We cannot, right now, fullfill personal agendas by repeatedly applying bandaids instead of finding real cures. Especially in cases resulting from egregious, imprudent financial planning. This is a time to re-set our compass. We urgently need to keep people here by creating good, long-term jobs and re-think uses for all the empty space. We built a “tunnel to nowhere” in the side of Snow King. It never felt right, and it turns out it ain’t. The mountain was gutted, condos were built that few, if any, people have bought, and now our town is in a position to lose crucial amenities. And more jobs.
I don’t hear our public officials talking in real terms about Jackson’s economic future. What is the vision? How will we get there? Is 10×10 on track? How many of our leaders are even aware of a federal tax rebate program benefitting green building and retro-fits? There are even benefits for government buildings.
Jackson needs a new identity, one that can include ski amenities and culture, but that should not be the major goal for Jackson’s development. Instead we must look to invite new businesses, focus on job growth—everybody else is—broaden our economic base. Let’s prepare for the certainty that there are no certainties. Let’s encourage leadership that inspires us, that is investing in tools we can use to position Jackson residents to flourish locally and globally. Keep track of how our government influences our lifestyles, what it encourages and what it does not.

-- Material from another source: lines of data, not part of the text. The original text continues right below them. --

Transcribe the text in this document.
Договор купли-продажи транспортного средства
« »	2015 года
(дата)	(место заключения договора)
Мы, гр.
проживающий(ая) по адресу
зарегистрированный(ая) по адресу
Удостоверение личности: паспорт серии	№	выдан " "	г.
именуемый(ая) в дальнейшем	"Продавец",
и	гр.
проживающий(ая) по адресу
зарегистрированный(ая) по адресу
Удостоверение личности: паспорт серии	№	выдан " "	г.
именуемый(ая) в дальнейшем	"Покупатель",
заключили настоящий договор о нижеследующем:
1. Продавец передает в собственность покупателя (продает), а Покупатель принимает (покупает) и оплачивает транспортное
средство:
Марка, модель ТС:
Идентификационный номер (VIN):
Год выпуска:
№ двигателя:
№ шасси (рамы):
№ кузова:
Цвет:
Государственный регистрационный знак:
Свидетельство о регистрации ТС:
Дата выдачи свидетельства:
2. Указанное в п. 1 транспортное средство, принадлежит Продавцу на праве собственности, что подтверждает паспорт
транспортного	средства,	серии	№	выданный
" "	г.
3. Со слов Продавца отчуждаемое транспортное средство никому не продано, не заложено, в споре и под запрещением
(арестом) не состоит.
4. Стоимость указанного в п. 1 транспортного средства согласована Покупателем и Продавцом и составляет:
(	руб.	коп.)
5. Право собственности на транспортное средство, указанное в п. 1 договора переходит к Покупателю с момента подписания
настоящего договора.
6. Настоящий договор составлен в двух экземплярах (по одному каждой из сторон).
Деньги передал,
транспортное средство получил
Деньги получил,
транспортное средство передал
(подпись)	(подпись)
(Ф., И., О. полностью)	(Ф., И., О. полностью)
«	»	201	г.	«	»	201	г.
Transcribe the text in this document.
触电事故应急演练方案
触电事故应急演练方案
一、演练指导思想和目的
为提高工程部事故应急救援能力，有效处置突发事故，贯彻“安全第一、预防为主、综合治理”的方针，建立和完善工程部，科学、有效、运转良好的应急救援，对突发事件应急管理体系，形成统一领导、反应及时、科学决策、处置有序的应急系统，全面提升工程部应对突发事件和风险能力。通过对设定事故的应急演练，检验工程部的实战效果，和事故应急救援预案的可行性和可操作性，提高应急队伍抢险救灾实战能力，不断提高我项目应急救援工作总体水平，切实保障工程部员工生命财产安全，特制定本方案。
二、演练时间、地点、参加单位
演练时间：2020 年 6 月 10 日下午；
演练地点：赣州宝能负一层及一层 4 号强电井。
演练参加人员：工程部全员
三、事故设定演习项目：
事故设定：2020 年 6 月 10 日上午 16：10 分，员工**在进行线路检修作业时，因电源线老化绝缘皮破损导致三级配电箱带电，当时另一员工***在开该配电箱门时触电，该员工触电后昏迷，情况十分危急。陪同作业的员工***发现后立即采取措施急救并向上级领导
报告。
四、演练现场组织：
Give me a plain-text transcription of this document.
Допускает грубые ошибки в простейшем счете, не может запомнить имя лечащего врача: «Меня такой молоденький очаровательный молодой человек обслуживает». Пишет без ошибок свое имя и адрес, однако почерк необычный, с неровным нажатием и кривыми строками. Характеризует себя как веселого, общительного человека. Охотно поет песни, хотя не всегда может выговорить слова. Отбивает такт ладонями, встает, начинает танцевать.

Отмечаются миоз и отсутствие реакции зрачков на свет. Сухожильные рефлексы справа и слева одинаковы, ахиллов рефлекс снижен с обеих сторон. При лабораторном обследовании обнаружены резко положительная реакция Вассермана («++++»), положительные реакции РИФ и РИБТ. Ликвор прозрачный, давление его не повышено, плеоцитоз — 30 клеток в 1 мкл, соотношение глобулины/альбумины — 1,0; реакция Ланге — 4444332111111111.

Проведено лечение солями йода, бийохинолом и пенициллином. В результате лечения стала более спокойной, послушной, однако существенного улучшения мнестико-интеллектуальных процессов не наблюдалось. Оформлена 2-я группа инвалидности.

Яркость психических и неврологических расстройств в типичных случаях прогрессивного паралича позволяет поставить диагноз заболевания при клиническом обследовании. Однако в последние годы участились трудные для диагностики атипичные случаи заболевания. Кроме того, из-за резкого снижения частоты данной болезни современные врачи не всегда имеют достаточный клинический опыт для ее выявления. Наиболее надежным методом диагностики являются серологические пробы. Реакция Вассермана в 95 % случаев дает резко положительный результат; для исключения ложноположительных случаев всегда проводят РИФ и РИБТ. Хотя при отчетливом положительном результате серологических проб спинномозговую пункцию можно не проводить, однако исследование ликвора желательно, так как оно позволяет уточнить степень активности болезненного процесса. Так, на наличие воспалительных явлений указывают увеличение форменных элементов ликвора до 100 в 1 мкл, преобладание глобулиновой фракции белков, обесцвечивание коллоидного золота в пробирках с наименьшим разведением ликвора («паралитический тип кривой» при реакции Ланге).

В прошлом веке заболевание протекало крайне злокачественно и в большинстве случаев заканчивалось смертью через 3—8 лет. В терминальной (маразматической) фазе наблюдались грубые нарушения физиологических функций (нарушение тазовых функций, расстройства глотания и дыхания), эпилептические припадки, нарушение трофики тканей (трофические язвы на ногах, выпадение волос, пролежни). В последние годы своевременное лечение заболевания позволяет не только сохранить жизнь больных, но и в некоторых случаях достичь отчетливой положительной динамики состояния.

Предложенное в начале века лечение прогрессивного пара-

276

I can’t predict how the newly formed Factory Studios will ultimately fare because I’m not privy to their accounting. But I admire Travis Walker’s innovation and bravery in the face of hard times. He keeps coming up with new ideas, and HELLO!!!!!! Town and arts vitality factors go up. Some young artists now operating out of the Factory were planning on leaving town until this space was harnassed.
As Travis and I have discussed, this is his version of a business incubator. Something we’ve talked about many times–and definitely here on the Blog. (Use keywords “economy,” “public art,” “smart growth,” or “economy,” “vertical gardens” and “window art” to search for other related articles on the Blog.)
I am hugely impressed with the enterprise behind Teton Artlab’s new Factory Studios, a converted factory space made over into artist studios and work space. Teton Artlab, Strapped Glass, Treefight, the Deadlocks, Caldera Collective, Abbie Miller, Meg Daly, and Dave and Anomaly Farm are based there. Over 6,500 square feet will house a contemporary gallery, glassblowing studio, printmaking presses, and a digital media lab.Walker says eight private studios ranging from 112 to 1,000 square feet are on site.
Even though I may be out of town and miss their Grand Opening, you should not. The party takes place Thursday, January 13, 2011, 6:30 – 9:30 pm. The Factory (hello, Andy Warhol…) is located at 1255 Gregory Lane in Jackson. Lots of parking, check for space in and around Martin Lane and Bison Lumber. The opening party will feature large-scale textile art by local fashionista Abbie Miller and music by the Deadlocks.